Following the Canucks’ defeat at the hands of ueber-goalie Tim Thomas and his men, a riot occurred.
Over the course of three hours, shops were looted, property vandalised and cars set on fire in a small area of downtown Vancouver. Sophos is located right in the middle of the trouble area so we were all faced with the aftermath as we arrived for work this morning.
Over 100,000 people were out on the streets during the evening, watching the game on big-screen TVs set up by the City. It was a small core of troublemakers – no more than 100, it seems – who caused the bulk of the damage.
But watching the events unfold on the live TV coverage I was struck by how many people were on the periphery, larking around, taking photos and laughing as the destruction continued.
Although the vast majority of Vancouverites are disgusted and embarrassed by what went on, it seems clear that those who laughed at the violence contributed to the problem. Without an audience egging them on and getting in the way of attempts to stop them, the riots would have fizzled out much sooner.
What’s any of this got to do with computer security?
In the cyberworld, there is a group of criminals currently going around apparently unimpeded, attacking legitimate businesses and endangering the privacy and livelihoods of their customers. I’m talking about LulzSec, of course.
Just like the Vancouver looters, LulzSec are moving from site to site, launching pointless attacks and putting the livelihood of corporations and the privacy of their customers at risk. The effects of their activities are going to impact more people than some broken shop windows up here in our corner of Canada.
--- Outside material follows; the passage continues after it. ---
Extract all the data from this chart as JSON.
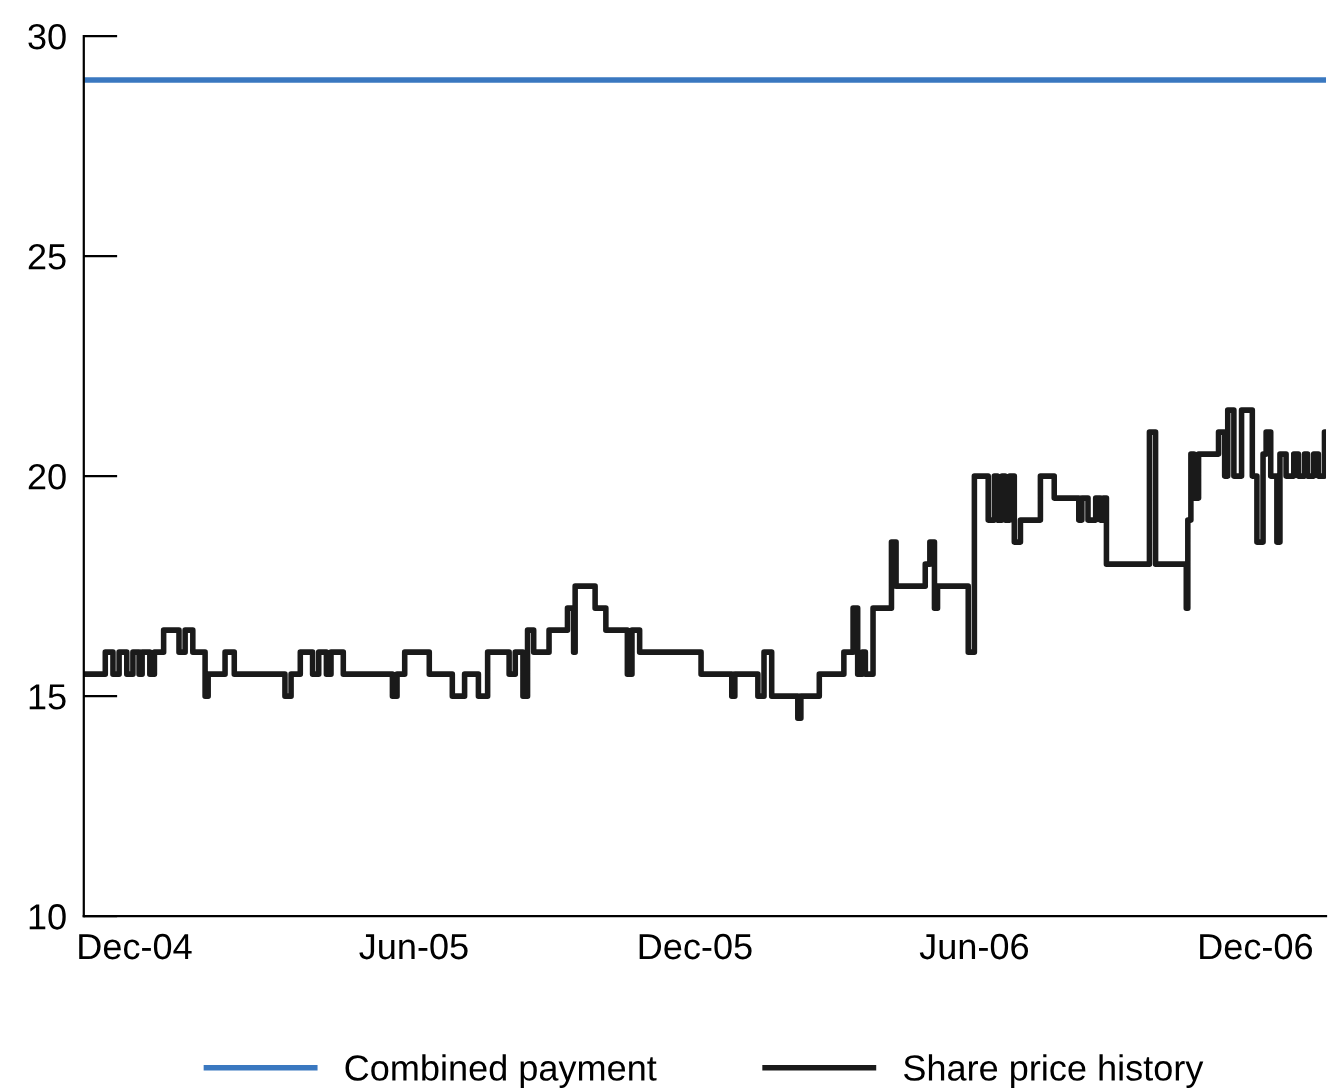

Here on Naked Security yesterday we held a poll to gauge readers’ reactions to the activities of LulzSec. The result was that a large number of people thought LulzSec’s activities were funny – they were just having a bit of a laugh.
Would those people also find the actions of these criminals here in Vancouver funny? I hope not.
Computer crime and attitudes to security from threats online are still seen as less serious than physical crimes. This isn’t surprising – it’s easier to respond to things we can see and understand. But with so much of our wealth and livelihood tied up in computers, networks and online services it’s time we stopped thinking like that and started taking the virtual world seriously.
P.S. The rivalry between Sophos’s offices in Vancouver and Boston was almost as intense as that on the ice. Bets were laid, involving promises to donate money to local charities. As a result of Boston’s victory, staff at Sophos Vancouver have pledged at least $500 to help victims of the recent tornadoes in western Massachusetts.